The photometry-based CD methods we have developed can be differentiated by how much historical data they require. The baseline method assumes previous photometry data collected on the satellite are available for processing, while the baseline-less method requires only one collection of photometry data. These two methods are complementary in the sense that if the requirements for the baseline method are not met, changes can be assessed using the baseline-less method.

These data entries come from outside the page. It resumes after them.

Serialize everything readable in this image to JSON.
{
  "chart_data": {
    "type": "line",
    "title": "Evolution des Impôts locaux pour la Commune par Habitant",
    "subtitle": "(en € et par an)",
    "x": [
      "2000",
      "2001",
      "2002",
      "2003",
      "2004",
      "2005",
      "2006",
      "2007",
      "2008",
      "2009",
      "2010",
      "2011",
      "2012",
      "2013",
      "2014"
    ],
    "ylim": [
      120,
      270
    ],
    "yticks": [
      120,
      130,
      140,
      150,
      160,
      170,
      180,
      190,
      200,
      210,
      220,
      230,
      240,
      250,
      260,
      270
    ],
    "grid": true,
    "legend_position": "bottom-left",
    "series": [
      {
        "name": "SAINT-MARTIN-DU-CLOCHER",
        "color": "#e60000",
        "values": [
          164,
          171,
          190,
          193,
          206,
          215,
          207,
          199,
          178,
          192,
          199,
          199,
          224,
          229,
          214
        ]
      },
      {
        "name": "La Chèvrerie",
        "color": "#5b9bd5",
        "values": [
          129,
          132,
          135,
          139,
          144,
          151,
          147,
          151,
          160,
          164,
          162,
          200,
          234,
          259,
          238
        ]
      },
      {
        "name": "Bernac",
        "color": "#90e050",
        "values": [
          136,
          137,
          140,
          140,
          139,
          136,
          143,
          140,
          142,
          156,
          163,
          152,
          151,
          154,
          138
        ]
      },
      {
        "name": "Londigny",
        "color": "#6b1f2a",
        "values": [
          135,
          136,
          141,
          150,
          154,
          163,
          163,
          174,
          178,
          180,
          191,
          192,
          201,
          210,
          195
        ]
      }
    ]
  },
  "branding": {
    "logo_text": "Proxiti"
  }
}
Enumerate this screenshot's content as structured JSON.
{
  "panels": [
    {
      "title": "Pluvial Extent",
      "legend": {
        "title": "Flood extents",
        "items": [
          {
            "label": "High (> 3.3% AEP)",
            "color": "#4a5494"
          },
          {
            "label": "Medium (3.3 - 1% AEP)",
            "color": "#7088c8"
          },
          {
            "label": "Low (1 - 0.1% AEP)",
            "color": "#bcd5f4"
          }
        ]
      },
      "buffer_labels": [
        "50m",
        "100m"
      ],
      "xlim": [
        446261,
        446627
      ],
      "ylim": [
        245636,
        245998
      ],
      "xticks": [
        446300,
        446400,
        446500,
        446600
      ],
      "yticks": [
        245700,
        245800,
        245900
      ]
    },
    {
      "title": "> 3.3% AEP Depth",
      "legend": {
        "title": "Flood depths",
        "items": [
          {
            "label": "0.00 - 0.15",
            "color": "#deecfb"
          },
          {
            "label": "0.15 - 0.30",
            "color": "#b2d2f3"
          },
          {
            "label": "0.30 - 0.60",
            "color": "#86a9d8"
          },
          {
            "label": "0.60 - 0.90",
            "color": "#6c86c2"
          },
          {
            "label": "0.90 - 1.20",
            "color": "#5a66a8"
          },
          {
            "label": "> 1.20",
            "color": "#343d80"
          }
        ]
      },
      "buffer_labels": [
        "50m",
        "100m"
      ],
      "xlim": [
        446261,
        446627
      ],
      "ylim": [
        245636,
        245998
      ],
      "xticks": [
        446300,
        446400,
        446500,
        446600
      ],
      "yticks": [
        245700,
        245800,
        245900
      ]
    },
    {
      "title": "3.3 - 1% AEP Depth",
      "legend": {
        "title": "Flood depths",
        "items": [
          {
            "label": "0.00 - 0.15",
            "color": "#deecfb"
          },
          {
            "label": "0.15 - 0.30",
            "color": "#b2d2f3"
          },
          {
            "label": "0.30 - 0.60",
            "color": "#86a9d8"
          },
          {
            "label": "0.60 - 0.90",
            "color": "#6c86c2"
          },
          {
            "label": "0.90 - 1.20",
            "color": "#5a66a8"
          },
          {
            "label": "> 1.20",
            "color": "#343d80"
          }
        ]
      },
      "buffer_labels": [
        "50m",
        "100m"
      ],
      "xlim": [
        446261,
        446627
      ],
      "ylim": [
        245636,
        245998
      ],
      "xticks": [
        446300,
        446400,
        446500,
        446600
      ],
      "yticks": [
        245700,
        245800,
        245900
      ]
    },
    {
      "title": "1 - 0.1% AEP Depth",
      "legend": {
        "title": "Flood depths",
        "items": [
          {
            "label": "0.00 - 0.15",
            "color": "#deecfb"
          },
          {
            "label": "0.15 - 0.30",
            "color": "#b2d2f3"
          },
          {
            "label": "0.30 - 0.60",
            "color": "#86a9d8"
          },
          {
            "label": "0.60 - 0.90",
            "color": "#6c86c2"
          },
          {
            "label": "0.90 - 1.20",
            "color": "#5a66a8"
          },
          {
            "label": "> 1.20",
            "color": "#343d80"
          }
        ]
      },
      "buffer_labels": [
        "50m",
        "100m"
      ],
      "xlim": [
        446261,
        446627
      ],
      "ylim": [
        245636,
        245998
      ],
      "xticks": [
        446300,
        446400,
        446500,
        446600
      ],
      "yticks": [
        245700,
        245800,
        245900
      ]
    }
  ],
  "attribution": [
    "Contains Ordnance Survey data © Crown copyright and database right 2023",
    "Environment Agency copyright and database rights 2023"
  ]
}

The baseline method ingests historical data on an object that can be from multiple sensors and embeds the astrometric and photometric information in a high-dimensional manifold that statistically learns the space objects brightness characteristics as illuminated and viewed from any direction and with a specific attitude profile (e.g., Earth-nadir pointing). Thus, our approach uses a fusion of astrometric and photometric measurements. The manifold is referred to as the space objects historical hypersurface, and it may be queried based on the orbital state vectors of new observations. The queried historical observations form a statistical baseline without the need to observe the space object under the same observing conditions. These extracted baseline light curves are statistically modelled to provide an expected light curve against which the new data will be evaluated in order to invoke our CD methods.
The baseline-less method comprises a set of three algorithms designed to detect near real-time changes. They differ in that they utilize local trends in the photometric data from one collection, in order to develop an understanding of the space objects behavior. When the local trends are broken, based on statistically driven thresholds, the baseline-less method will flag that a change has occurred.
To demonstrate and test our two CD approaches on objects in cislunar space, we generated a set of notional ground- and space-based photometric observations of targets in selected cislunar orbits. Using the Satellite Visualization and Signature Tool (SVST), we then simulated their photometric light curves. Changes in the targets pose are imposed in the simulations to mimic real-world attitude control changes that cislunar space objects are expected to perform. The baseline and baseline-less methods were tested on this dataset, and their ability to correctly detect these changes in space object behavior was quantified to demonstrate their level of success. Further, we demonstrated that the use of our baseline method provides the ability to perform CD along with SOI.
Date of Conference: September 27-20, 2022
Track: Non-Resolved Object Characterization